Other benefits may be even more critical than the labor-saving aspects of the ROI:
- Reproducibility improvements – Tests can be compromised by human handling in various ways. Apart from human oils or particulate matter, it’s difficult for humans to perform an operation precisely the same way over hundreds or thousands of repetitions. Robots can do this reliably and with no fear of contamination.
- 24/7 Operation – Robots can operate over the weekend and at night, increasing the operational throughput.
- Reduction of timelines – In developing new products, the time from the “bench to the bed” can be dramatically diminished by using automation. Testing can be performed faster, and more tests can be done than using manual methods.
- Reduction of errors – Mislabeling, mistakes in reagent quantities, and other forms of human error are minimized by using robotic automation.
- Quality improvements – When the results of a test determine medical interventions like surgery or radiation treatment, improving the quality of testing can save lives and reduce the risk of lawsuits.
- Maximize Use of Brainpower –Relieving skilled personnel from mundane tasks means they are free to pursue higher-value activities involving innovation.

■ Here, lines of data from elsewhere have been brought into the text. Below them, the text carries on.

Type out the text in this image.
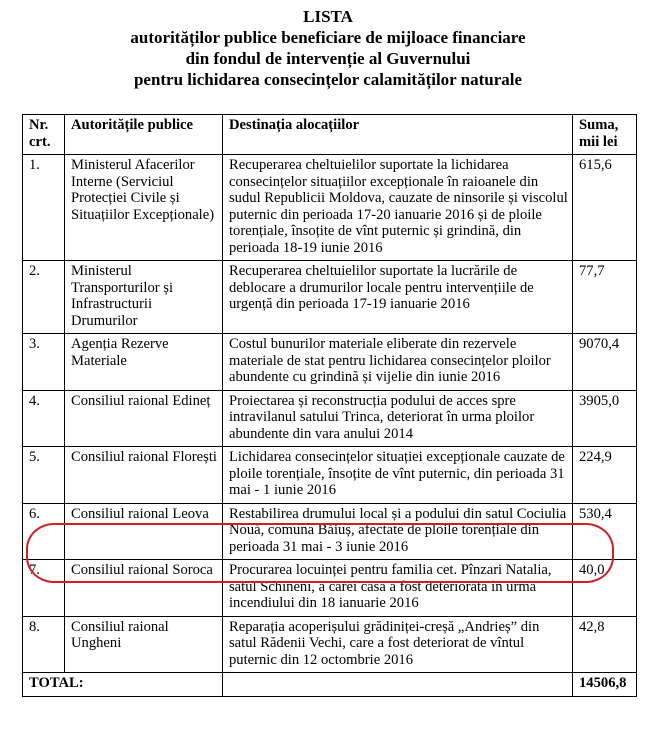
LISTA
autorităților publice beneficiare de mijloace financiare
din fondul de intervenție al Guvernului
pentru lichidarea consecințelor calamităților naturale
Nr. crt.	Autoritățile publice	Destinația alocațiilor	Suma, mii lei
1.	Ministerul Afacerilor Interne (Serviciul Protecției Civile și Situațiilor Excepționale)	Recuperarea cheltuielilor suportate la lichidarea consecințelor situațiilor excepționale în raioanele din sudul Republicii Moldova, cauzate de ninsorile și viscolul puternic din perioada 17-20 ianuarie 2016 și de ploile torențiale, însoțite de vînt puternic și grindină, din perioada 18-19 iunie 2016	615,6
2.	Ministerul Transporturilor și Infrastructurii Drumurilor	Recuperarea cheltuielilor suportate la lucrările de deblocare a drumurilor locale pentru intervențiile de urgență din perioada 17-19 ianuarie 2016	77,7
3.	Agenția Rezerve Materiale	Costul bunurilor materiale eliberate din rezervele materiale de stat pentru lichidarea consecințelor ploilor abundente cu grindină și vijelie din iunie 2016	9070,4
4.	Consiliul raional Edineț	Proiectarea și reconstrucția podului de acces spre intravilanul satului Trinca, deteriorat în urma ploilor abundente din vara anului 2014	3905,0
5.	Consiliul raional Florești	Lichidarea consecințelor situației excepționale cauzate de ploile torențiale, însoțite de vînt puternic, din perioada 31 mai - 1 iunie 2016	224,9
6.	Consiliul raional Leova	Restabilirea drumului local și a podului din satul Cociulia Nouă, comuna Băiuș, afectate de ploile torențiale din perioada 31 mai - 3 iunie 2016	530,4
7.	Consiliul raional Soroca	Procurarea locuinței pentru familia cet. Pînzari Natalia, satul Schineni, a cărei casă a fost deteriorată în urma incendiului din 18 ianuarie 2016	40,0
8.	Consiliul raional Ungheni	Reparația acoperișului grădiniței-creșă „Andrieș” din satul Rădenii Vechi, care a fost deteriorat de vîntul puternic din 12 octombrie 2016	42,8
TOTAL:			14506,8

- Safety – When tests involve harmful chemicals, robots keep people safer. Repetitive motion injuries are avoided.
- Saved materials – The higher precision of robotic processes means less waste.
Drawbacks and Challenges
No matter how flexible an automation system may be, manual methods are still the most adaptable and elastic. Be careful not to become locked into an automation system that forces you to do things according to its requirements.
Your process should determine the automation, not the other way around. Beware of vendors who simply want to sell machines.
Training people on how to use the automation system represents an investment in time. This factor must be included in the evaluation of the benefits of an automation solution. Automation systems that require proprietary programming methods are less attractive than systems that can handle a variety of popular languages.
How to Start
Look for processes that represent an easy win. Automate the easy, less costly tasks first. With modern, modular automation, jumping in and trying to achieve Total Laboratory Automation in one fell swoop is unnecessary. A better approach is step-by-step. Starting with a single instrument and a single robot can validate the benefits and provide the basis for going further.
An example helps to illustrate the point. A company had a process that required containers of waste fluid to be emptied after hours or on weekends. The containers couldn’t be removed during worktime because it would stop the ongoing operation of the equipment. An employee had to come in on weekends to remove and empty the containers. Employing a robot to do this task saved the company from having an employee coming in over the weekend indefinitely. It was an easy win.
Choose automation that gives you the ability to link processes in the future. Open communication architecture is almost always preferable to proprietary methods.
Conclusion
Recent developments in modular automation make the benefits of robotics available to even small laboratories. Labs can start small and simple and build their way up to larger and more complex applications as they gain experience and confidence.